July 18, 2007
CHARLES WHITTED, PETITIONER-APPELLANT,
DEPARTMENT OF CORRECTIONS, RESPONDENT-RESPONDENT.
On appeal from the final decision of the Department of Corrections.
NOT FOR PUBLICATION WITHOUT THE APPROVAL OF THE APPELLATE DIVISION
Submitted: July 5, 2007
Before Judges Skillman and King.
In this prison disciplinary appeal by an inmate of the Adult Diagnostic and Treatment Center at Avenel, appellant argues that he was denied the opportunity to confront or cross-examine the female corrections officer who reported he allegedly exposed himself to her. The appeal is from an adjudication of disciplinary infraction *.053, indecent exposure in violation of N.J.A.C. 10A:4-4.1. A sanction of fifteen days detention, sixty days loss of commutation credit, and thirty days loss of recreation privileges was imposed.

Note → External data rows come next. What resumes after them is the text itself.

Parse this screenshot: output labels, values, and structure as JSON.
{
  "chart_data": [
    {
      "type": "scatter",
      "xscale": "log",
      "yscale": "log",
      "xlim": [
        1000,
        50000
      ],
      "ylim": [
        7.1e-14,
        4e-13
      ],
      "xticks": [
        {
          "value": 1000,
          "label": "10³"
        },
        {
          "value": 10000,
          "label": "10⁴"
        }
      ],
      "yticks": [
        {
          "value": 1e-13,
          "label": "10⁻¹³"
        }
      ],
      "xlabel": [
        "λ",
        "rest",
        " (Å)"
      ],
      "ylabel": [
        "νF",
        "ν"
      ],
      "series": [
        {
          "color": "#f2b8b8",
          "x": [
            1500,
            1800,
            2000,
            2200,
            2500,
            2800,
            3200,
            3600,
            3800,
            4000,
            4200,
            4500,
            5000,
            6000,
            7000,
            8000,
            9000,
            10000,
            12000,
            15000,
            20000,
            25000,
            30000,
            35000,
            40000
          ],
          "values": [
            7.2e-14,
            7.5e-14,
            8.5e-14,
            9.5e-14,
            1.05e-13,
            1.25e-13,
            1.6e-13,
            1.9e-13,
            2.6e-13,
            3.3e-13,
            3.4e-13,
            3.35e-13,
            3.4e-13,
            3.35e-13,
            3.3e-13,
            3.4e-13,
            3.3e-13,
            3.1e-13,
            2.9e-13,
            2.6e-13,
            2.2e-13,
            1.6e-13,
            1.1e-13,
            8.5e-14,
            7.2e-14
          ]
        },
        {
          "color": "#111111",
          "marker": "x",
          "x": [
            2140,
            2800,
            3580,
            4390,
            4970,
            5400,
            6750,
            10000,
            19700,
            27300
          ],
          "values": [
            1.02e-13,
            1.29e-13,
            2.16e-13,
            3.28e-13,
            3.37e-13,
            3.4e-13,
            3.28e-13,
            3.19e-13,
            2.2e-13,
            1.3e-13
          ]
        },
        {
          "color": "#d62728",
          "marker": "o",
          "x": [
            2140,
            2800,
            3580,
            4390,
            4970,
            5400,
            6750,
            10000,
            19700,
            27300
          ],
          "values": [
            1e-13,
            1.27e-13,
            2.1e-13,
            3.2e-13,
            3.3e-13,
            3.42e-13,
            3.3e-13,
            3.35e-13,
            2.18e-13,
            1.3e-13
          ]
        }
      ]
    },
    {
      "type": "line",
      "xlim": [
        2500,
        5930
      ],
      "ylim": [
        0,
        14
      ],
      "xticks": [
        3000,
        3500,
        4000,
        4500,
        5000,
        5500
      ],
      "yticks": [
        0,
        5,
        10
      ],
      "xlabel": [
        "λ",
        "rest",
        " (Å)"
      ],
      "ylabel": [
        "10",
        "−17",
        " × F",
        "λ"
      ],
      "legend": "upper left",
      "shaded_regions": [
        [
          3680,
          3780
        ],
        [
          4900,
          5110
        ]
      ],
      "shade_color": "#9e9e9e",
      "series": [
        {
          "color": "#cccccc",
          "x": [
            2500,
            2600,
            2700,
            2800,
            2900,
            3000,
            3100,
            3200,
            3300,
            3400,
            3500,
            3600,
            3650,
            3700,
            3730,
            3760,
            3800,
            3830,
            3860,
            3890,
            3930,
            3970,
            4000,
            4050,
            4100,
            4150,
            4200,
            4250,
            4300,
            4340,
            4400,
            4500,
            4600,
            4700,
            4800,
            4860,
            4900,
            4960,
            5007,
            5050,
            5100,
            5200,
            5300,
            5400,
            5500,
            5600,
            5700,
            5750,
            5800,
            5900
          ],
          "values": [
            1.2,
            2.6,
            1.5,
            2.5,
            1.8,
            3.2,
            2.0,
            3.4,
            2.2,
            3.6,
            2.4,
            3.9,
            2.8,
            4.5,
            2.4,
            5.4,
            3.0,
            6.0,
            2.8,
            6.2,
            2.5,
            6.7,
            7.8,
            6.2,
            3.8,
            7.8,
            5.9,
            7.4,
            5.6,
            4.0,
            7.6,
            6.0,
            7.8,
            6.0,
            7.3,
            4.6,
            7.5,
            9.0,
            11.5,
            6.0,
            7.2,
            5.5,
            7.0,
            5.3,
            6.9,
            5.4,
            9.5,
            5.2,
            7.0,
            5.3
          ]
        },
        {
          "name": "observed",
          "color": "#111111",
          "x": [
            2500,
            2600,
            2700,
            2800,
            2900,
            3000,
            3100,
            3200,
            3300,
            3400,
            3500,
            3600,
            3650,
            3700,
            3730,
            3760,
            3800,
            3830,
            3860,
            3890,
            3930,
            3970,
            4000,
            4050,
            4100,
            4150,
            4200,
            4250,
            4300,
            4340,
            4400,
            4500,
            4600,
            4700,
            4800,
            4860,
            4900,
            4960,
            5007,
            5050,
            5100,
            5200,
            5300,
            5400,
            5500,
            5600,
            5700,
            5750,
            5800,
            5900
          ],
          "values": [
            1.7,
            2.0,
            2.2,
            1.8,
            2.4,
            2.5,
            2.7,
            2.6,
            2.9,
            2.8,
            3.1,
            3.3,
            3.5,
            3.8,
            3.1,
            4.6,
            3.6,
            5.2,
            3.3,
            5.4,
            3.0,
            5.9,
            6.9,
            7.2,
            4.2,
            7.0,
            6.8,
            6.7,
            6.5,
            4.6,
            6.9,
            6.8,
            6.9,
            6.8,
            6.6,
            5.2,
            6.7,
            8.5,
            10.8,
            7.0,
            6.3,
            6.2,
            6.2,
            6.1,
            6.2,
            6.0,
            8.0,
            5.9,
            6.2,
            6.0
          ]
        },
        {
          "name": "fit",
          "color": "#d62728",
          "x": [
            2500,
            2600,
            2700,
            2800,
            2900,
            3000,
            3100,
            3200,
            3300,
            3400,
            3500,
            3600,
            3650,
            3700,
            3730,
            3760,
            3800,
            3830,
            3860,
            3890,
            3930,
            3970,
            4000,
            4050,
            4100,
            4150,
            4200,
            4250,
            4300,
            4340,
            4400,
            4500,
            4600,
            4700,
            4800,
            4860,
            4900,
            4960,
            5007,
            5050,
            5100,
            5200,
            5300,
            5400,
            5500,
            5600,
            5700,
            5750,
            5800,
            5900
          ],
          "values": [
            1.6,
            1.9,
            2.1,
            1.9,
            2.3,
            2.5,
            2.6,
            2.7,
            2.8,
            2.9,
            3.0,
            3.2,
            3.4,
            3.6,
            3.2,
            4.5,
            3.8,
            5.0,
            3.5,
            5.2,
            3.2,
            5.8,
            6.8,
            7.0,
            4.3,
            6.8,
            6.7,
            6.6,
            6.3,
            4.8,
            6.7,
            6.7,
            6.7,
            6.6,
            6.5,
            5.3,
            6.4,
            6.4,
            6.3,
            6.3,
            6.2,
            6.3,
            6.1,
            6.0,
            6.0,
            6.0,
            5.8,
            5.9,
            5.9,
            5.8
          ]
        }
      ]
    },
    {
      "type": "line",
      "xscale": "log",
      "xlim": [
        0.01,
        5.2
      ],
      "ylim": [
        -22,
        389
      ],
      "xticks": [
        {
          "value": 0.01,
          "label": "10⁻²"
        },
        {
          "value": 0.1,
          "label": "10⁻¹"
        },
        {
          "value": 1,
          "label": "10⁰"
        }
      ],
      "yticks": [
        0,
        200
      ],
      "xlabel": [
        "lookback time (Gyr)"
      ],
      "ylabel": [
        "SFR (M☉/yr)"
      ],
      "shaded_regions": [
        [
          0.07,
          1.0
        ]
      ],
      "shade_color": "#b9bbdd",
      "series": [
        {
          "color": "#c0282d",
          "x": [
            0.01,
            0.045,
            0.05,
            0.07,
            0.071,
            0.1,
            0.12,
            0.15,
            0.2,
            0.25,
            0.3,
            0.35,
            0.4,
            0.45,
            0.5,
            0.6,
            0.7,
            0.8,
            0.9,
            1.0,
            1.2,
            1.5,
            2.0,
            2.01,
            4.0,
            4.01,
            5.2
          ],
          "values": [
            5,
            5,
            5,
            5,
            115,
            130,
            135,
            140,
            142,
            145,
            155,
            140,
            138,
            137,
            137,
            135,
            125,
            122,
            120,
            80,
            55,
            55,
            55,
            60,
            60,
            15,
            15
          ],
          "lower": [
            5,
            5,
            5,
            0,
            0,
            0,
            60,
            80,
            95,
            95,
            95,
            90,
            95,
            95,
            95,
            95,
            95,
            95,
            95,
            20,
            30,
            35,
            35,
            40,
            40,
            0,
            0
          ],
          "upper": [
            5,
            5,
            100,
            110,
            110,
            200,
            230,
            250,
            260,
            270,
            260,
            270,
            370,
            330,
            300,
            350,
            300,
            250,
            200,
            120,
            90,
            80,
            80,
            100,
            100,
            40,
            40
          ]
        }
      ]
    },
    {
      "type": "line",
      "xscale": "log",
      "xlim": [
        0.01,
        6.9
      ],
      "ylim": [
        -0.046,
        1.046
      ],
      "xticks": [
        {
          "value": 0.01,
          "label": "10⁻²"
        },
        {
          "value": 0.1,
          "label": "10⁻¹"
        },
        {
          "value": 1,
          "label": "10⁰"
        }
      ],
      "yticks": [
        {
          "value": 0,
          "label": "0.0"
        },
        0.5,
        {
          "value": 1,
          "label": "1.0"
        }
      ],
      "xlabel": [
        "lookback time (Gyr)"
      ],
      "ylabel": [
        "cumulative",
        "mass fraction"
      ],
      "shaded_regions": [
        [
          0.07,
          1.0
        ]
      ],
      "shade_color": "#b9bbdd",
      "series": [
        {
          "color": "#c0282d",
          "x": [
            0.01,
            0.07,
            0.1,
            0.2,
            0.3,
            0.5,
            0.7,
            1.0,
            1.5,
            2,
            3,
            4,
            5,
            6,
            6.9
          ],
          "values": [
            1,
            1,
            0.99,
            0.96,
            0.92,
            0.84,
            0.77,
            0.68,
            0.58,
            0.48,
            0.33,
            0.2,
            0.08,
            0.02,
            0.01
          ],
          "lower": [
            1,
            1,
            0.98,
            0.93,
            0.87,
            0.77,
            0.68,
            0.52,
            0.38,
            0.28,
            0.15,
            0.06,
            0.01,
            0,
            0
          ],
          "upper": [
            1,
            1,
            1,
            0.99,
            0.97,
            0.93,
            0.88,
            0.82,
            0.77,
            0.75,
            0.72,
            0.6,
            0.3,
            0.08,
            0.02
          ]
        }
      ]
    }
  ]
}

The record discloses that the adjudication of infraction, signed by appellant's counsel substitute, states at line 14(c) that the right to confront or cross-examine a witness was provided. The form states: "All witnesses the inmate asks to be called including those requested through the investigator," and the hearing officer noted, "None requested at the hearing nor [sic] investigation." In addition, appellate and counsel substitute were offered the opportunity to confront or cross-examine witnesses, during both the investigation and the adjudication, and declined the offer. Line 15 of the adjudication form states, "List of adverse witnesses the inmate requests to confront/cross-examine including those requested through the investigator," and the hearing officer there noted: "Declined when offered at the hearing."
Appellant's claim of deprivation of confrontational rights is wholly unsupported by the record. Nor was this claim ever raised at any point before the DOC. Moreover, the refusal to reinvestigate or reopen the matter was justified and we see no abuse of administrative discretion in this refusal. See N.J.A.C. 10A:4-11.4. We see nothing arbitrary or capricious about DOC's procedure or decision here.
Appellant also complains he was not provided sufficient information about the past warning that the corrections officer reported she had given him about violations of the "institutional dress code." We cannot tell if the hearing officer even considered those past warnings. If appellant did "flash" the corrections officer, as the hearing officer found, such past warnings are not a prerequisite to the adjudication of the disciplinary infraction.
We are satisfied that the adjudication is supported by the record and this appeal is without merit. See In re Taylor, 158 N.J. 644, 657 (1999); Henry v. Rahway State Prison, 81 N.J. 571, 579 (1980); Barone v. Dep't of Human Serv., Div. of Med. Asst., 210 N.J. Super. 276, 185 (App. Div. 1986), aff'd, 107 N.J. 355 (1987).